SAHEL - Macron, seul contre tous
Mireille Duteil

Par Mireille Duteil

Le Sahel sera-t-il l’Afghanistan de la France ? On n’y est certes pas. Fin février, ce ne sont « que » 5100 soldats français qui seront arrivés dans cette immense région désertique vaste comme l’Europe. C’est peu pour combattre les groupes djihadistes qui ont fait 6700 morts civils et militaires depuis 2013 et des centaines de milliers de déplacés. C’est beaucoup à l’échelle de l’armée française alors que Paris peine à convaincre les Européens d’entreprendre à ses côtés des opérations pour ramener la paix dans les trois principaux pays du Sahel (Mali, Burkina Faso, Niger) mis à mal par les groupes armés.

Convaincu que la stabilité de l’Europe se joue aussi dans cette région, Emmanuel Macron est donc contraint, au Sahel, de partir seul ou presque au combat. Ses alliés européens trainent les pieds pour s’engager dans cette guerre asymétrique et fuyante – des combattants en Toyota voire à moto mêlés aux villageois face à des soldats dotés de matériels sophistiqués – dont l’issue semble incertaine. Alors Paris augmente le nombre de ses militaires sur le terrain tandis que la victoire semble de plus en plus hors d’atteinte. En janvier, le président français annonçait l’envoie de 220 hommes supplémentaires, ils seront en fait 600 dans quelques semaines dont certains accompagneront au combat les soldats du G5 Sahel. Une soixantaine de forces spéciales de la Tchéquie – et éventuellement des hommes si le Parlement tchèque y consent - viendront en renfort. Un bataillon tchadien devrait renforcer le dispositif dans la région des trois frontières : Mali, Niger, Burkina-Faso, tandis que Paris tente de convaincre les Américains de rester en Afrique.

Car au Sahel, la situation est critique. Il est loin le temps, 2012, où seul le nord du Mali connaissait une insécurité suscitée par les Touaregs. Les djihadistes ont prospéré sur leurs revendications identitaires. Depuis 2019, ils étendent leur contrôle vers le sud jusqu’au nord du Bénin et englobe le tiers du Burkina Faso (700 morts et 500.000 déplacés). Les attaques djihadistes sont plus nombreuses, l’année passée ayant été particulièrement sanglante, les djihadistes étant mieux organisés et plus coordonnés. Cette escalade inquiétante prouve que la France, seule, a une capacité d’action limitée. Paris a perdu 41 militaires en six ans.

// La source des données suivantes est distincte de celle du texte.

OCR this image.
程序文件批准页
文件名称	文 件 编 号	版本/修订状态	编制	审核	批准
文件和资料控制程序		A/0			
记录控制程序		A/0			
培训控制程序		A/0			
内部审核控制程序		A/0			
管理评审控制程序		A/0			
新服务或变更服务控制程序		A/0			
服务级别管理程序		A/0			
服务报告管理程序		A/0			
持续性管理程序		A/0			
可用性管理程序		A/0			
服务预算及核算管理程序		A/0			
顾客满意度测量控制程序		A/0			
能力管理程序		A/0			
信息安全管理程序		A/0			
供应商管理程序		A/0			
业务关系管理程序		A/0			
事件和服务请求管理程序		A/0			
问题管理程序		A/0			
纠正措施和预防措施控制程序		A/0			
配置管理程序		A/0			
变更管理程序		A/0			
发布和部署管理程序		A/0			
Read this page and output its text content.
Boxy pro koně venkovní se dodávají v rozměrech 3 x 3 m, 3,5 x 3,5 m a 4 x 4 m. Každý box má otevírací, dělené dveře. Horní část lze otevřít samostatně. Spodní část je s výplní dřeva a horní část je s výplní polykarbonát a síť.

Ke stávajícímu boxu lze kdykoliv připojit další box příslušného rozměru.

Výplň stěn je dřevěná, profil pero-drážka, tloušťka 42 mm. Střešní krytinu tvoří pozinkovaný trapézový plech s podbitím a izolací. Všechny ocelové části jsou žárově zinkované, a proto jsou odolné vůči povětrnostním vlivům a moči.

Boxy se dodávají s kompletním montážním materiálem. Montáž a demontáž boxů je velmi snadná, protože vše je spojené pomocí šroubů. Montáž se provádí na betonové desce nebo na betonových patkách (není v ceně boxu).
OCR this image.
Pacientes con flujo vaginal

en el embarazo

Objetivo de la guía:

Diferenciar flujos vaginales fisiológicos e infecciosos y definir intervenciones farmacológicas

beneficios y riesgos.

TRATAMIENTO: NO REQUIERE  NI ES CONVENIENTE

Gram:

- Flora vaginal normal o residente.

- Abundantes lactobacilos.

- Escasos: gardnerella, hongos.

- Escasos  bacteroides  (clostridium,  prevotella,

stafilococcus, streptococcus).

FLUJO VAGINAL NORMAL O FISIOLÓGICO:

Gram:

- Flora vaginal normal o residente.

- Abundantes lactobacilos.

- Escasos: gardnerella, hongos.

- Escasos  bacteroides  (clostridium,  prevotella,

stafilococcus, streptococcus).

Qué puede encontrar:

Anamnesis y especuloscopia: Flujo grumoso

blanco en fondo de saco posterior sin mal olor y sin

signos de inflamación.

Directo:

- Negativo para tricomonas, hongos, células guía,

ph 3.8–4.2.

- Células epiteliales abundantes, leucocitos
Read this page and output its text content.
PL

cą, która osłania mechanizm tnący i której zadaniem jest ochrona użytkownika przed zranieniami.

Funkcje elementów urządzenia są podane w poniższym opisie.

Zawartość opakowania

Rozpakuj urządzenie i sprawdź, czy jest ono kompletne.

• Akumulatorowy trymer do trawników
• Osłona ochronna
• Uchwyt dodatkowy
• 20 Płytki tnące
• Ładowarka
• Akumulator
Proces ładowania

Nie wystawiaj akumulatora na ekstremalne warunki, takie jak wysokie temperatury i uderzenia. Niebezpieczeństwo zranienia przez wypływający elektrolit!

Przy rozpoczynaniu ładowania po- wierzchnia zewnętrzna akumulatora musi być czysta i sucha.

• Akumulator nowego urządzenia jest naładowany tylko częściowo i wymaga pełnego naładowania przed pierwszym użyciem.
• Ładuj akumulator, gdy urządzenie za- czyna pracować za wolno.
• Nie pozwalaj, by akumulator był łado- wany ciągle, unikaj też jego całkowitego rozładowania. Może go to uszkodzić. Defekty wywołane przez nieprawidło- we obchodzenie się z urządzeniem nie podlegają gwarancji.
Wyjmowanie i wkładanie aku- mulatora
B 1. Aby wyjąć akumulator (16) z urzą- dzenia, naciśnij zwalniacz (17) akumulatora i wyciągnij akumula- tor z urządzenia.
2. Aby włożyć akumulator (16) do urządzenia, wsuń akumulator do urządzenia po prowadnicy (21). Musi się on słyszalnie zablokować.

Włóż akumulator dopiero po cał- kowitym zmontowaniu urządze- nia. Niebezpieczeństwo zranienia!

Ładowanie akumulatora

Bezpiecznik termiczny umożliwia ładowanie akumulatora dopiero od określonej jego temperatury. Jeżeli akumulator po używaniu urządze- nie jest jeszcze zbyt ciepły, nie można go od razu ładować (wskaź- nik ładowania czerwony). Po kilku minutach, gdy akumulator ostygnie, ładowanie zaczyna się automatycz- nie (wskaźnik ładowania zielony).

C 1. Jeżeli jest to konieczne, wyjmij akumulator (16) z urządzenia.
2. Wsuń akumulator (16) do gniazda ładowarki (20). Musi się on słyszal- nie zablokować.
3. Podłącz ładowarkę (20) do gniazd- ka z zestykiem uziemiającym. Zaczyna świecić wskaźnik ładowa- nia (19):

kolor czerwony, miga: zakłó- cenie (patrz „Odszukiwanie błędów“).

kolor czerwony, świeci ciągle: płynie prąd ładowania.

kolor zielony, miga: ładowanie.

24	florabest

Un engagement international plus important aurait-il plus de succès ? Rien n’est moins sûr. L’Afghanistan et ses vingt ans de guerre sont là pour le démontrer. Au Sahel, la violence a de multiples visages : guérilla des groupes armés, conflits inter- communautaires entre éleveurs et sédentaires appauvris par les sécheresses à répétition, rivalités pour le contrôle des zones riches en hydrocarbures, mines d’or, uranium..., ou la mainmise sur les voies de passage qui traversent le Sahara l’ouvrant aux multiples trafics (drogue, armes...). Dans ce kaléidoscope de la violence, nul besoin d’être religieux pour rejoindre un groupe armé. Nombre de combattants y viennent poussés par un besoin de protection familiale, communautaire, voire par souci de vengeance.

Seul le retour des Etats et leur renforcement sur les terrains qu’ils ont déserté pourra mettre fin à cette situation chaotique. C’est un problème autant politique que sécuritaire. Les Occidentaux n’ont pas la clef de la solution.